What are the specific criteria for recognizing revenue on a bill-and-hold arrangement, and why is it considered a red flag?
I've seen 'bill-and-hold' come up in CFA Level II FRA questions about aggressive revenue recognition. Apparently the seller recognizes revenue even though the goods haven't been shipped to the buyer. Under what conditions is this legitimate vs. fraudulent?
Bill-and-hold is an arrangement where the seller recognizes revenue and bills the customer, but retains physical possession of the goods at the customer's request. While legitimate under specific conditions, bill-and-hold has been one of the most frequently abused revenue recognition schemes.
Criteria for Legitimate Bill-and-Hold (ASC 606 / IFRS 15):
Revenue can be recognized on a bill-and-hold basis ONLY if ALL of the following criteria are met:
- The reason for the arrangement is substantive — there must be a genuine business reason why the customer wants the seller to retain the goods (e.g., customer lacks warehouse space, goods are being customized)
- The product has been separately identified as belonging to the customer — the goods must be physically segregated and identifiable as the customer's property
- The product is currently ready for transfer to the customer — fully completed, no further work needed
- The entity cannot use the product or direct it to another customer — the seller has no ability to sell those specific goods to someone else
Worked Example — Vanguard Industrial Equipment:
Vanguard manufactures custom turbines.
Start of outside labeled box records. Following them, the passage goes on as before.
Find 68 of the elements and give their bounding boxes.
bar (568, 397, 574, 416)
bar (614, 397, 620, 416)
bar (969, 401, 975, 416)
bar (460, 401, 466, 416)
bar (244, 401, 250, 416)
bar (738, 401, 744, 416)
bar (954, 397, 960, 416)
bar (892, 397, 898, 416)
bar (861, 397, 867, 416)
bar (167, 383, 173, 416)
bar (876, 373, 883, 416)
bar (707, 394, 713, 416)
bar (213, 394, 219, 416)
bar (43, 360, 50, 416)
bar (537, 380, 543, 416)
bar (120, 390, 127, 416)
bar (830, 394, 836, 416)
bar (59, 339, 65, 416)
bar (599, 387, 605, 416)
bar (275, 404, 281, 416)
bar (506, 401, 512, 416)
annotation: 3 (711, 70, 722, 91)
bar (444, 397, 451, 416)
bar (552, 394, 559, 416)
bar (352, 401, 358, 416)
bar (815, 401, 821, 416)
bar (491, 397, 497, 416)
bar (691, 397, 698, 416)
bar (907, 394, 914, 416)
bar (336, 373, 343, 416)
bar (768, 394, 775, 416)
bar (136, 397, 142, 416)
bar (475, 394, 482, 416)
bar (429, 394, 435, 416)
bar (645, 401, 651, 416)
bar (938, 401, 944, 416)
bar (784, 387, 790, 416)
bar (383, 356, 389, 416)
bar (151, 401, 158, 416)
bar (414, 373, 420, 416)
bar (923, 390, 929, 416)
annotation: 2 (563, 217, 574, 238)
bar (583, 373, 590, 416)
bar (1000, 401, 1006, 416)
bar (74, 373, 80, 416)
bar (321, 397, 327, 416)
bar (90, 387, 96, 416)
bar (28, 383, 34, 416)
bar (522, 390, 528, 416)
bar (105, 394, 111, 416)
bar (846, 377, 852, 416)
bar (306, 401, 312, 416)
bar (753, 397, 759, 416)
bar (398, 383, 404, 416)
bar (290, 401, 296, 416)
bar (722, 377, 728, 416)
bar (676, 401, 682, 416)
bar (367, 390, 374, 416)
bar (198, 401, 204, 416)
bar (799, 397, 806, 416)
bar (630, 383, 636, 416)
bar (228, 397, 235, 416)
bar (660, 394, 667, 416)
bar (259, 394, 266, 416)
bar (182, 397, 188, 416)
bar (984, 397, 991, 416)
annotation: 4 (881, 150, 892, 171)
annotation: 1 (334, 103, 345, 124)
Customer Apex Energy orders 3 turbines ($2,500,000 each) but requests delayed delivery because their new power plant construction is behind schedule.
Analysis of Criteria:
| Criterion | Met? | Evidence |
|---|---|---|
| Substantive reason | Yes | Construction delay, customer requested |
| Separately identified | Yes | Serial numbers assigned, segregated in warehouse |
| Ready for transfer | Yes | Manufacturing complete, inspected |
| Cannot redirect | Yes | Custom specs for Apex's plant |
Revenue recognition: Vanguard can recognize $7,500,000 revenue at the date all criteria are met, even though turbines remain in Vanguard's warehouse.
BUT — Additional Obligations:
Vanguard still has a custodial obligation for the stored goods. If storage is a separate performance obligation, the related revenue must be separately identified and may require deferral.
Red Flags — When Bill-and-Hold is Abusive:
- No customer request — seller initiates the arrangement to pull revenue forward
- Standard products — goods are not customized and could easily be sold to other customers
- Quarter-end timing — arrangements concentrate at fiscal quarter/year end
- Side agreements — undisclosed rights of return or cancellation
- No formal documentation — lack of customer-signed purchase orders
Famous Fraud Cases:
Several major accounting frauds involved abusive bill-and-hold:
- Goods were "sold" but customers never requested retention
- Inventory was simply relabeled as "sold" but remained on the seller's premises
- Revenue was recognized on products that were not even manufactured
Analytical Procedures:
Analysts can detect questionable bill-and-hold by examining:
- Unusual increases in accounts receivable relative to revenue
- Days sales outstanding (DSO) trends
- Inventory-to-sales ratios (if goods are still on-site, inventory may not decline as expected)
- Concentration of revenue near quarter-end
- Disclosures about bill-and-hold arrangements in the notes
Key Exam Points:
- All FOUR criteria must be met simultaneously.
- The seller retains a custodial obligation — may need to allocate transaction price.
- Bill-and-hold is legitimate in narrow circumstances but is a known earnings manipulation technique.
- Analysts should scrutinize DSO, receivable trends, and quarter-end revenue spikes.